Avant de repartir nous avions décidés de reprendre notre circuit depuis ce même petit village isolé. Si le départ « classique » du trekking de Huayhuash est facile d’accès, ce n’est pas le cas des localités situées à l’est de la cordillère comme Tupac. Pour se déplacer, il est parfois possible de trouver un collectivo ou un taxi lorsqu’on a raté le bus journalier… lorsque celui-ci existe ! Aucune information n’est disponible sur internet et sur place, dans les villages, chacun semble avoir sa version des horaires… Les (mauvaises ?) habitudes de notre vie quotidienne doivent être abandonnées et il faut se laisser porter par la vie locale. Tout abouti toujours, il faut réapprendre à patienter.
Finalement, un bus tout à fait correct assure une liaison entre Chiquian et La Union, ville dans laquelle il faudra passer la nuit. Arrivant tard dans cette ville, les rues sont sombres, et les quelques panneaux mentionnant « hospedaje » sont peu encourageants. Comme souvent il faut demander… dans la rue on nous indique le « Picaflor » (le colibri). L’établissement semble être une boutique et le propriétaire, surpris d’accueillir des touristes, nous fait passer dans l’arrière-cour pour accéder aux deux ou trois chambres dont il dispose. 25 soles la nuit pour deux (7 euros). Nous dormirons sans défaire le lit, dans nos duvets…

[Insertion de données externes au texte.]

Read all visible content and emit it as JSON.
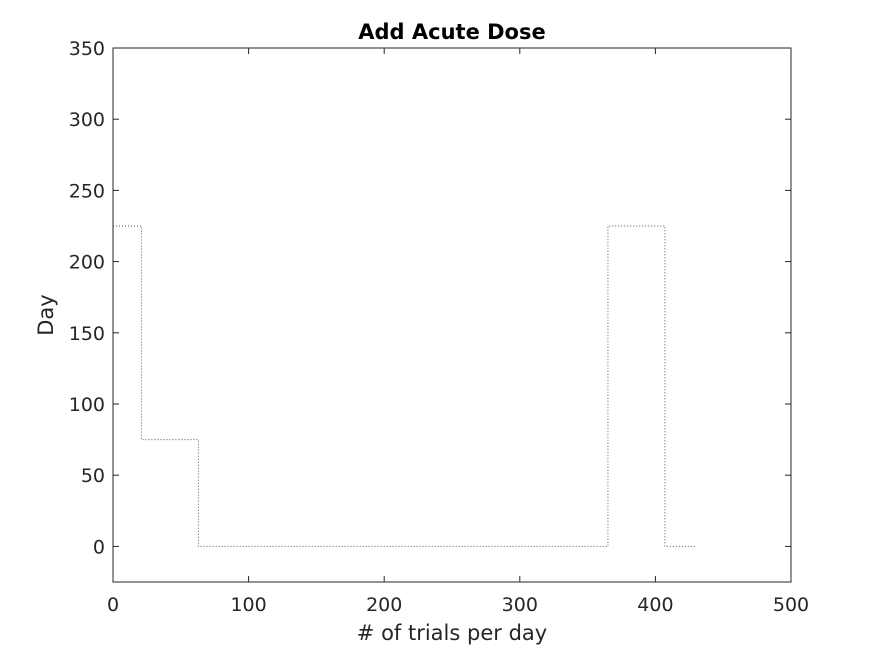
{
  "chart_data": {
    "type": "line",
    "title": "Add Acute Dose",
    "xlabel": "# of trials per day",
    "ylabel": "Day",
    "xlim": [
      0,
      500
    ],
    "ylim": [
      -25,
      350
    ],
    "xticks": [
      0,
      100,
      200,
      300,
      400,
      500
    ],
    "yticks": [
      0,
      50,
      100,
      150,
      200,
      250,
      300,
      350
    ],
    "grid": false,
    "line_style": "dotted",
    "line_color": "#555555",
    "series": [
      {
        "step": "post",
        "x": [
          0,
          21,
          63,
          365,
          407,
          429
        ],
        "y": [
          225,
          75,
          0,
          225,
          0,
          0
        ]
      }
    ]
  }
}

A 5h30 du matin notre hôte toque à la porte : il a trouvé un combi qui part vers Baños, la dernière bourgade sur notre chemin. Le véhicule est vite plein : des passagers bien sûr, mais aussi un lit en kit, des barres à mine, des sacs divers et variés… La galerie supérieure sur laquelle se fixent nos sacs est un véritable monticule… Durant 3h, sur une piste poussiéreuse, le chauffeur évite les nids de poule, s’arrête pour laisser descendre quelqu’un au milieu de nulle part, prend un nouveau passager qui, loin de tout, patiente au bord du chemin. L’ambiance est sympathique et pour la première fois certains connaissent Tupac, notre destination ! À Baños un taxi attend des clients pour y monter.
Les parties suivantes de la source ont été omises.